Cartographically the map also draws from Blaeu. North America retains the peninsular California and the East Coast is beginning to take shape, although it still lacks detail in the mid-Atlantic region. In the Southwest, the famous seven cities of Cibola appear on the banks of a large lake. In South America, there is a large inland sea on the equator (the mythical Parime Lacus) and two engraved scenes - one detailing a cannibalistic feast. Hondius also includes new information from Jacob le Maire and Willem Schouten's voyage around Cape Horn, depicting Tierra del Fuego as separate from Terra Incognita - the great southern continent. (Blaeu also made this change on later states of his 1608 and 1617 maps.) However Hondius' updates are not quite accurate, as he switches Staten Eylant and I. Mauritius and neglects to add several islands discovered by le Maire and Schouten in the Pacific. Two stylized insets of the polar regions are enclosed in strapwork cartouches; the North Pole depicts Frobisher's theory of the Northwest Passage and the South Pole shows the long-held notion of the mythical southern continent. The seas are richly ornamented with fleets of ships and sea monsters.

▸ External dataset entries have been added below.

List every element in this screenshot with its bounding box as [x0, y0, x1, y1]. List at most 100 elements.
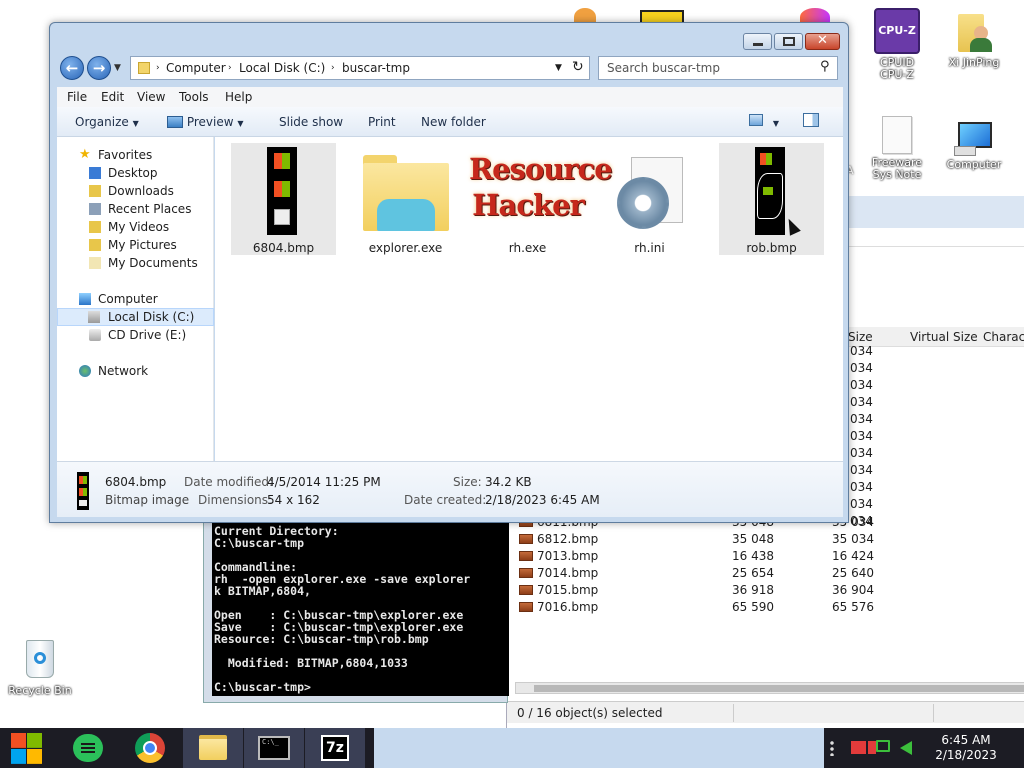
row-name: 7013.bmp: [537, 549, 599, 563]
navigation-pane: ★ Favorites Desktop Downloads Recent Pla…: [57, 137, 214, 461]
star-icon: ★: [79, 147, 91, 162]
row-vsize: 034: [850, 497, 873, 511]
history-dropdown-icon[interactable]: ▼: [114, 63, 121, 73]
search-box[interactable]: Search buscar-tmp ⚲: [598, 56, 838, 80]
search-input[interactable]: Search buscar-tmp: [607, 61, 720, 75]
file-tile-explorer-exe[interactable]: explorer.exe: [353, 143, 458, 255]
clock[interactable]: 6:45 AM 2/18/2023: [924, 733, 1008, 763]
nav-pictures[interactable]: My Pictures: [57, 236, 214, 254]
minimize-button[interactable]: [743, 33, 772, 50]
preview-pane-icon: [803, 113, 819, 127]
taskbar-blank: [374, 728, 824, 768]
cd-drive-icon: [89, 329, 101, 341]
flag2-icon[interactable]: [868, 741, 876, 754]
clock-time: 6:45 AM: [941, 733, 991, 747]
recent-places-icon: [89, 203, 101, 215]
menu-bar: File Edit View Tools Help: [57, 87, 843, 107]
file-tile-6804-bmp[interactable]: 6804.bmp: [231, 143, 336, 255]
col-size[interactable]: Size: [848, 330, 873, 344]
row-size: 35 048: [732, 532, 774, 546]
breadcrumb-computer[interactable]: Computer: [166, 61, 226, 75]
table-row[interactable]: 7015.bmp 36 918 36 904: [507, 582, 1024, 599]
nav-cd-drive[interactable]: CD Drive (E:): [57, 326, 214, 344]
col-characteristics[interactable]: Charact: [983, 330, 1024, 344]
file-tile-rob-bmp[interactable]: rob.bmp: [719, 143, 824, 255]
change-view-button[interactable]: ▼: [749, 114, 779, 129]
explorer-app-button[interactable]: [183, 728, 243, 768]
organize-button[interactable]: Organize ▼: [75, 115, 139, 129]
7zip-scrollbar[interactable]: [515, 682, 1024, 694]
table-row[interactable]: 7013.bmp 16 438 16 424: [507, 548, 1024, 565]
nav-local-disk[interactable]: Local Disk (C:): [57, 308, 214, 326]
resource-hacker-logo-line1: Resource: [469, 152, 613, 186]
nav-documents[interactable]: My Documents: [57, 254, 214, 272]
7zip-scroll-thumb[interactable]: [534, 685, 1024, 692]
7zip-icon: 7z: [321, 735, 349, 761]
table-row[interactable]: 7016.bmp 65 590 65 576: [507, 599, 1024, 616]
address-bar[interactable]: › Computer › Local Disk (C:) › buscar-tm…: [130, 56, 590, 80]
freeware-label-line2: Sys Note: [872, 168, 922, 181]
nav-videos[interactable]: My Videos: [57, 218, 214, 236]
preview-pane-button[interactable]: [803, 113, 819, 130]
file-tile-rh-exe[interactable]: Resource Hacker rh.exe: [469, 143, 613, 255]
cpu-z-desktop-icon[interactable]: CPU-Z CPUID CPU-Z: [861, 8, 933, 81]
table-row[interactable]: 6812.bmp 35 048 35 034: [507, 531, 1024, 548]
start-button[interactable]: [0, 728, 60, 768]
nav-network[interactable]: Network: [57, 362, 214, 380]
address-dropdown-icon[interactable]: ▼: [555, 63, 562, 73]
slideshow-button[interactable]: Slide show: [279, 115, 343, 129]
explorer-window[interactable]: ✕ ← → ▼ › Computer › Local Disk (C:) › b…: [49, 22, 849, 523]
freeware-sysnote-desktop-icon[interactable]: Freeware Sys Note: [861, 116, 933, 181]
address-folder-icon: [138, 62, 150, 74]
row-name-cell: 7013.bmp: [519, 549, 598, 563]
tray-overflow-icon[interactable]: [830, 740, 834, 756]
user-folder-label: Xi JinPing: [948, 56, 1000, 69]
console-output: Current Directory: C:\buscar-tmp Commandl…: [212, 521, 509, 696]
menu-view[interactable]: View: [137, 90, 165, 104]
close-button[interactable]: ✕: [805, 33, 840, 50]
row-size: 36 918: [732, 583, 774, 597]
nav-desktop[interactable]: Desktop: [57, 164, 214, 182]
document-icon: [882, 116, 912, 154]
preview-button[interactable]: Preview ▼: [167, 115, 244, 129]
menu-help[interactable]: Help: [225, 90, 252, 104]
menu-tools[interactable]: Tools: [179, 90, 209, 104]
user-folder-desktop-icon[interactable]: Xi JinPing: [938, 8, 1010, 69]
chrome-app-button[interactable]: [121, 728, 181, 768]
menu-file[interactable]: File: [67, 90, 87, 104]
desktop-icon: [89, 167, 101, 179]
nav-recent-label: Recent Places: [108, 202, 192, 216]
nav-favorites[interactable]: ★ Favorites: [57, 146, 214, 164]
nav-documents-label: My Documents: [108, 256, 198, 270]
taskbar: C:\_ 7z 6:45 AM 2/18/2023: [0, 728, 1024, 768]
computer-desktop-icon[interactable]: Computer: [938, 120, 1010, 171]
notes-app-button[interactable]: [58, 728, 118, 768]
console-window[interactable]: Current Directory: C:\buscar-tmp Commandl…: [203, 505, 509, 703]
breadcrumb-folder[interactable]: buscar-tmp: [342, 61, 410, 75]
7zip-app-button[interactable]: 7z: [305, 728, 365, 768]
print-button[interactable]: Print: [368, 115, 396, 129]
refresh-icon[interactable]: ↻: [572, 59, 584, 75]
search-icon[interactable]: ⚲: [820, 59, 830, 74]
maximize-button[interactable]: [774, 33, 803, 50]
network-tray-icon[interactable]: [876, 740, 890, 752]
chevron-down-icon: ▼: [132, 119, 139, 128]
col-virtual-size[interactable]: Virtual Size: [910, 330, 978, 344]
nav-downloads[interactable]: Downloads: [57, 182, 214, 200]
console-app-button[interactable]: C:\_: [244, 728, 304, 768]
table-row[interactable]: 7014.bmp 25 654 25 640: [507, 565, 1024, 582]
flag-icon[interactable]: [851, 741, 866, 754]
new-folder-button[interactable]: New folder: [421, 115, 486, 129]
menu-edit[interactable]: Edit: [101, 90, 124, 104]
nav-computer[interactable]: Computer: [57, 290, 214, 308]
back-button[interactable]: ←: [60, 56, 84, 80]
forward-button[interactable]: →: [87, 56, 111, 80]
recycle-bin-desktop-icon[interactable]: Recycle Bin: [4, 636, 76, 697]
row-vsize: 034: [850, 344, 873, 358]
bmp-file-icon: [519, 585, 533, 595]
preview-label: Preview: [186, 115, 234, 129]
breadcrumb-local-disk[interactable]: Local Disk (C:): [239, 61, 325, 75]
nav-recent-places[interactable]: Recent Places: [57, 200, 214, 218]
file-tile-rh-ini[interactable]: rh.ini: [597, 143, 702, 255]
volume-icon[interactable]: [900, 741, 912, 755]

This popular map was emulated by numerous cartographers and went through various editions. Shortly after Jodocus Hondius' death in 1629 the plate passed into the hands of his brother, Henricus. The borders were removed to facilitate a smaller atlas. The imprint was changed to Henricus Hondius's name in 1631 and to Joannes Jansson's name in 1641. Jansson also had a new, slightly smaller plate engraved in 1623 to copy Hondius' 1618 map with four borders, however the bottom border was eventually removed and examples with all four borders are also very rare. Philip Burden noted in 1996 that Jodocus Hondius' 1618 map with all four borders was only known in three examples held in institutions, and we have not discovered any further examples.
References: Burden #192.1.
This map has been expertly repaired and conserved and presents itself very well. The impression is crisp and dark. There is a stain in the Cartagena plan at top right, but otherwise the map is quite clean with a bit of printer's ink residue. The map has been remargined on all sides, with about 1/2" of the border at the right and left sides that have been skillfully and seamlessly replaced in facsimile. The entire map has been backed in heavy tissue to repair a 1" hole in the North Pacific (just above "MAR"), a complete separation of a vertical fold along the right-hand third of the map, a 3" tear at right (through the portrait of the Chileans), and several other short tears in the borders.